You could decide that the text is "too unlikely" the problem there is that you'll quickly discover that most human sentences are actually pretty unlikely.

astrange 6 days ago | parent [-]

The article itself says there's a trait for hallucinations which can be reduced, which is the same thing as having one for truth.

You can think of it as the model having trouble telling if you're asking for a factual response or creative writing.

littlestymaar 6 days ago | parent | prev | next [-]

The problem is even harder than you make it look: even if the model founds plenty of “I don't know” answer in its training corpus it doesn't mean that this is the desirable answer to the questions: the model can know the answer even if one person on the internet doesn't.

“I don't know” must be derived from the model's knowledge as a whole, not from individual question/anser pairs in training.

simianwords 7 days ago | parent | prev | next [-]

i don't think this is correct - such training data is usually made at SFT level after unsupervised learning on all available data in the web. the SFT level dataset is manually curated meaning there would be conscious effort to create more training samples of the form to say "i'm not sure". same with RLHF.

therein 7 days ago | parent [-]

You mean I don't think this is automatically correct.

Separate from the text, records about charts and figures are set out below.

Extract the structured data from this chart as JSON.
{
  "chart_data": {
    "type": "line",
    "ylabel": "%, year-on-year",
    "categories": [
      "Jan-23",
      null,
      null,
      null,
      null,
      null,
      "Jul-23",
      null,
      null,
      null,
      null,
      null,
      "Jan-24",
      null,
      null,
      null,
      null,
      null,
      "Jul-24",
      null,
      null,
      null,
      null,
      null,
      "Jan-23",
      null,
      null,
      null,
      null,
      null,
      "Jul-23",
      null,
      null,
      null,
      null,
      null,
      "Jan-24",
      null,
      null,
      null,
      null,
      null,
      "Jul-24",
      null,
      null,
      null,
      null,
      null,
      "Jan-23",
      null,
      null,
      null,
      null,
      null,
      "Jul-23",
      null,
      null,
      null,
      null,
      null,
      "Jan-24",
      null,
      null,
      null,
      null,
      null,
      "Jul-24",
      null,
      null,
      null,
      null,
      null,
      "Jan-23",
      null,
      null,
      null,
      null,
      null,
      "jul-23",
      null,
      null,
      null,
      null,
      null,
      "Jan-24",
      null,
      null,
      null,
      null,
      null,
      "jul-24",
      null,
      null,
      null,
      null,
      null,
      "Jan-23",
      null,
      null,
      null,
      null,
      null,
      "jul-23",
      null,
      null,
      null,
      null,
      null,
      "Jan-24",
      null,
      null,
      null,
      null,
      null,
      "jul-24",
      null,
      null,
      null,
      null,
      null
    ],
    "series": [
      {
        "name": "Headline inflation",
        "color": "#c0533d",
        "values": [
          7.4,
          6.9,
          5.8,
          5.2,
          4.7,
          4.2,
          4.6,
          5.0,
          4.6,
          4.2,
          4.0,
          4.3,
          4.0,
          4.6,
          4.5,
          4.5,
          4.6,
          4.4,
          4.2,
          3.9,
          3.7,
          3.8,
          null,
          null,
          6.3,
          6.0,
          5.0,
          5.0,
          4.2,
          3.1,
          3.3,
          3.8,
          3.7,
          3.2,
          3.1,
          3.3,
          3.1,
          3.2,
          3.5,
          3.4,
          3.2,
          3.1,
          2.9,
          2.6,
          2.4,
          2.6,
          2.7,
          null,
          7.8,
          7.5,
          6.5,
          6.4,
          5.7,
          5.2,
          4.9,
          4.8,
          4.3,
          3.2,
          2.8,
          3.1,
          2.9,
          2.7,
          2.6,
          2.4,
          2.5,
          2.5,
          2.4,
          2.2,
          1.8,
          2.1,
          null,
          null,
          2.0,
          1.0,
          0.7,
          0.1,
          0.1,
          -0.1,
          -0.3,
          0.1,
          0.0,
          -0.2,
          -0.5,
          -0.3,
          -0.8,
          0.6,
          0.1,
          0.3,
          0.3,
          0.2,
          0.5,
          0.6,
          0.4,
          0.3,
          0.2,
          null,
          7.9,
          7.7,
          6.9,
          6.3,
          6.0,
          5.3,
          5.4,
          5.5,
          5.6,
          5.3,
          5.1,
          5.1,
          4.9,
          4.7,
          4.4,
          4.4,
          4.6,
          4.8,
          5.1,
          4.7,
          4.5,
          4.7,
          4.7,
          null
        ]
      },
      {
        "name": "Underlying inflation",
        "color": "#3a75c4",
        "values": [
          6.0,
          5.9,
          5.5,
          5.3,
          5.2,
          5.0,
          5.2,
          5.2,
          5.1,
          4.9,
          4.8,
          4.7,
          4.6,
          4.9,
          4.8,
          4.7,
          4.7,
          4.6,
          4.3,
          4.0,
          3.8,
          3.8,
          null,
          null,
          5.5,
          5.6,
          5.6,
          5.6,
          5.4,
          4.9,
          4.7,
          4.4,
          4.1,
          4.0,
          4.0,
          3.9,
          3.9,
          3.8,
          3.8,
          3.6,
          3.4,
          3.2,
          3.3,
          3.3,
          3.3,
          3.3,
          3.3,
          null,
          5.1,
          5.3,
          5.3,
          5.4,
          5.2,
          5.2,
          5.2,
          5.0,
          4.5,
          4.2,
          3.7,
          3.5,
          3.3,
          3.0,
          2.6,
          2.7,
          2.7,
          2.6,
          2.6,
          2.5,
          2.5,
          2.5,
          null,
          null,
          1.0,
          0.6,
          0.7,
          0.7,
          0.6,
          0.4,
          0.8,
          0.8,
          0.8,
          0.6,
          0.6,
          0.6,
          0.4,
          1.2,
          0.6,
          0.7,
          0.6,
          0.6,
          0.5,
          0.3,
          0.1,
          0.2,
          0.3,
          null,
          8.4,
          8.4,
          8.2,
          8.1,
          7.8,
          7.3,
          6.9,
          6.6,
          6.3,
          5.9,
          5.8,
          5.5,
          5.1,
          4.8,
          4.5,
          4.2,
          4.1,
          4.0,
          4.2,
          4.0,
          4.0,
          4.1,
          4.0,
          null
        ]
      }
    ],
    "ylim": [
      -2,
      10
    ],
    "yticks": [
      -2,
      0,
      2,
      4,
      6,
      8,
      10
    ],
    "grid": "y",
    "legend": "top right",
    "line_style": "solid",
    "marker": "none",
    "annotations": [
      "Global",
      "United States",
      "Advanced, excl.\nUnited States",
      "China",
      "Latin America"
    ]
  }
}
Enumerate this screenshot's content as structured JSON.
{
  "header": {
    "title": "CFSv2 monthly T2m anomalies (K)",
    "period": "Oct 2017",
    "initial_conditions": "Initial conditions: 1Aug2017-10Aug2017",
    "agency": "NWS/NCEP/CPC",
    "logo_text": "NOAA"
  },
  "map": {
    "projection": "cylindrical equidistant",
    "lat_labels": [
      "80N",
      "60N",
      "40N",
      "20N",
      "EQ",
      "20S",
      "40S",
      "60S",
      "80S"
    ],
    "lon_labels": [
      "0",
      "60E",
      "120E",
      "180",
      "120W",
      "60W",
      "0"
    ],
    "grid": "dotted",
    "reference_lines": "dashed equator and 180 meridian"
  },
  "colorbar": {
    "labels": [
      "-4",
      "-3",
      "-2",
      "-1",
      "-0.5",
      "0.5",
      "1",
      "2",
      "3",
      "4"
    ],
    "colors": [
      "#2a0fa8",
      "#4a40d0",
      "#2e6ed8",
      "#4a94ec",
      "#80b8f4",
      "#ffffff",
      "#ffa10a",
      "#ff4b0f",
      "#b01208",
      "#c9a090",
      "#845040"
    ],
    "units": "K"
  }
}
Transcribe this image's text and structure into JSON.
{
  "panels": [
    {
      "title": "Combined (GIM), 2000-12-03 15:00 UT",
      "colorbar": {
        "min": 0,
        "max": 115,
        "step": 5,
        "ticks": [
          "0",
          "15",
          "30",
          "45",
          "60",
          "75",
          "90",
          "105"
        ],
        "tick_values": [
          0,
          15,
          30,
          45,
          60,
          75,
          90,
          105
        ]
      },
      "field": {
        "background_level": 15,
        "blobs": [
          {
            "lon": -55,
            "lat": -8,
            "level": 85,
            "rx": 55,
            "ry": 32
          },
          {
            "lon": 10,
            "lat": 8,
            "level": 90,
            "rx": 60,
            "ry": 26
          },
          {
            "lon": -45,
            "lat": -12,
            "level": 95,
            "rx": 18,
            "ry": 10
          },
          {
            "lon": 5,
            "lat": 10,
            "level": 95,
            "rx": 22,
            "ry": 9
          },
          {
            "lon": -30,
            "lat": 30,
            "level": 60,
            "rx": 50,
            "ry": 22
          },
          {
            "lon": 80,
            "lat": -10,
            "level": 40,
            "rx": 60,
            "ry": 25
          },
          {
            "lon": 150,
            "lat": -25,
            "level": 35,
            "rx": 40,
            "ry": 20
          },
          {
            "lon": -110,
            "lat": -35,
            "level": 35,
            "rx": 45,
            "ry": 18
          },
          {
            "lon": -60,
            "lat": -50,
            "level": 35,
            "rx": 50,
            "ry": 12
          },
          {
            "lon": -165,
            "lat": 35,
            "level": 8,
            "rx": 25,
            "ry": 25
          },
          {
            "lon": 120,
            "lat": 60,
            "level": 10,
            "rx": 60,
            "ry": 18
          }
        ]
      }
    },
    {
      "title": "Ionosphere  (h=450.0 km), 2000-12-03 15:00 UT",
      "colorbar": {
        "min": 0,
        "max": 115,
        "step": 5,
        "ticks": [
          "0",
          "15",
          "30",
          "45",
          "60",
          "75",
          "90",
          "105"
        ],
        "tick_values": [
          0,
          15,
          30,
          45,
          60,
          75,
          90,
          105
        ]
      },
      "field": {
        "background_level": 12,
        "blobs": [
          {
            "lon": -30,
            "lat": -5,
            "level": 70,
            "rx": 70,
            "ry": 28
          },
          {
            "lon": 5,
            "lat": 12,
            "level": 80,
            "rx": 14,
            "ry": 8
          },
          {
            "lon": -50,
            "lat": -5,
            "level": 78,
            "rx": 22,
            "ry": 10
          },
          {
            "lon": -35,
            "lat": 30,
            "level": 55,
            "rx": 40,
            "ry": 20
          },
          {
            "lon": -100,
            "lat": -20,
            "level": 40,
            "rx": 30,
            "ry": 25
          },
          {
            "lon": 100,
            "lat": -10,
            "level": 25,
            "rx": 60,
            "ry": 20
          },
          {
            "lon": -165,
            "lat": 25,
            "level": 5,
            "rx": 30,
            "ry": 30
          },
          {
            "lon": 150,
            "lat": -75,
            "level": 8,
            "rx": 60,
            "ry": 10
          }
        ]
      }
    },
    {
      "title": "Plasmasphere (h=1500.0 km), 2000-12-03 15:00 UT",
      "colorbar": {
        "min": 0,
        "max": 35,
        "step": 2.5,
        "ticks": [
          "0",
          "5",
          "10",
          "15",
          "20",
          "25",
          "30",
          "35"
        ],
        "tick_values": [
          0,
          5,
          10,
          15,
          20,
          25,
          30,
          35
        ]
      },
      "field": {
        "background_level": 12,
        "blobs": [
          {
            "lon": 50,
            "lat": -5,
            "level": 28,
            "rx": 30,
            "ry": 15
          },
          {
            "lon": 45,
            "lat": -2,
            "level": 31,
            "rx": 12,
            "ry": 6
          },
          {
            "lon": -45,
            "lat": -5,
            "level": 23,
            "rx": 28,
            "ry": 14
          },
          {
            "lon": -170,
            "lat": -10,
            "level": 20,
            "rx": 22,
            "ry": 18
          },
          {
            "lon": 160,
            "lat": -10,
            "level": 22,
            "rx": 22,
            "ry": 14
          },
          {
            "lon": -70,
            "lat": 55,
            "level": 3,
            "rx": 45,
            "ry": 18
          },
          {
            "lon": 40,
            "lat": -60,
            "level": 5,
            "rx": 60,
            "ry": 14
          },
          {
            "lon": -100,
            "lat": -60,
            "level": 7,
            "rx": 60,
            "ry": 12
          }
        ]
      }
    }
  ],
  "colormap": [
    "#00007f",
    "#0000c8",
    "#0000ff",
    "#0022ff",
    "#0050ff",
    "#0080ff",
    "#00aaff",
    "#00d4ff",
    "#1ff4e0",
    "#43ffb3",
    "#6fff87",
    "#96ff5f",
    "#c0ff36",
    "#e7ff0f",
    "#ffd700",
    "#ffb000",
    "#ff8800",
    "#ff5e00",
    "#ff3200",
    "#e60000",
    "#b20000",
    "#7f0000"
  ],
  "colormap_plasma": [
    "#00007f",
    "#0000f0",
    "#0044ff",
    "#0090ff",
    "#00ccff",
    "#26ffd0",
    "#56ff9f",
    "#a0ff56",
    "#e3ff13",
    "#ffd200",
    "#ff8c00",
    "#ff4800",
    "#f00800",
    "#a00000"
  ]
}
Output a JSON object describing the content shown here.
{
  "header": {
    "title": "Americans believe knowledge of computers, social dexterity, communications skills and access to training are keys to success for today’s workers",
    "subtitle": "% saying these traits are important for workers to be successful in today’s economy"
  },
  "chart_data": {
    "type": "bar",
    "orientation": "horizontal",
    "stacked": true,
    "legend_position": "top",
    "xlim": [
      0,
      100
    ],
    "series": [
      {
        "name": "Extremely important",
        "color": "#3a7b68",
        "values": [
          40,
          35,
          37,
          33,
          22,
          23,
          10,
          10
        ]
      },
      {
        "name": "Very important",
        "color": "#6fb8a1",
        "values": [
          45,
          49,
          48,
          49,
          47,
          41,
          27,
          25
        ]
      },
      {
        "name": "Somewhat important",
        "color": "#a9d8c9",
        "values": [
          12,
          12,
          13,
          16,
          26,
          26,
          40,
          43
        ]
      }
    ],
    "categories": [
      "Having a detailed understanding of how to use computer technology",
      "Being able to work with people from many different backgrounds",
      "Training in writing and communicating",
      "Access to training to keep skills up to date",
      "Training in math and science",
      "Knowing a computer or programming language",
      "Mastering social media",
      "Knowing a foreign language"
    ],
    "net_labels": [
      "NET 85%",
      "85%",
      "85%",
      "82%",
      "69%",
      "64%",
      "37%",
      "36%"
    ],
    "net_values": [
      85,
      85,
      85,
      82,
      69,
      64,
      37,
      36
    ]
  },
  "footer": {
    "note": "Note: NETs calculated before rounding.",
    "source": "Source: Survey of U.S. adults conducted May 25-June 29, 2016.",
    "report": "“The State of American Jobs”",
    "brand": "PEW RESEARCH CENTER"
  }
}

Otherwise it very likely is correct. Either way, you're guessing the manual curation is done in a way that is favorable to include I don't know answers. Which it most likely doesn't.

vidarh 6 days ago | parent | next [-]

Having done contract work on SFT datasets, at least one major provider absolutely includes don't know answers of different varieties.

I don't know why you assume it's a guess. These providers employ thousands of people directly or via a number of intermediaries to work on their SFT datasets.

simianwords 7 days ago | parent | prev [-]

its completely in the incentive to include such examples in RLHF. or you have come up with a way to increase performance that the very employees haven't. why do you think they didn't try it?

frotaur 7 days ago | parent [-]

How do you know which question should be answered with 'I dont know?'. There are obvious questions which have no answer, but if only those are in the dataset, the model will answer I dont know only for unreasonable questions.

To train this effectively you would need a dataset of questions which you know the model doesn't know. But if you have that... why not answer the question and put in the dataset so that the model will know ?

That's a bit imprecise, but I think it capture the idea of why 'I don't know' answers are harder to train.

philipswood 6 days ago | parent | next [-]

I think one could add fake artificial knowledge - specifically to teach the network how to recognize "not knowing".

flir 6 days ago | parent [-]

I hear the Epistemology Klaxon sounding, far in the distance...

simianwords 7 days ago | parent | prev [-]

but you just described how to fix the "i don't know" problems to "i know and the answer is <>". but not that "i don't know" is inherently hard to solve for some reason.

foolswisdom 7 days ago | parent [-]

It's difficult to fix because the incentive is to make sure it has the answer, not to give it lots of questions to which there are known answers but have it answer "I don't know" (if you did that, you'd bias the model to be unable to answer those specific questions). Ergo, in inference, on questions not in the dataset, it's more inclined to make up an answer because it has very few "I don't know" samples in general.

DonHopkins 6 days ago | parent [-]

Maybe it was trained on the 1980's Nickelodeon show "You Can't Do That On Television".

https://www.youtube.com/watch?v=eWiG3LirUDk

astrange 6 days ago | parent | prev [-]

"Rare" doesn't really mean much. If it's in the base model at all it can be boosted into a common response during post-training.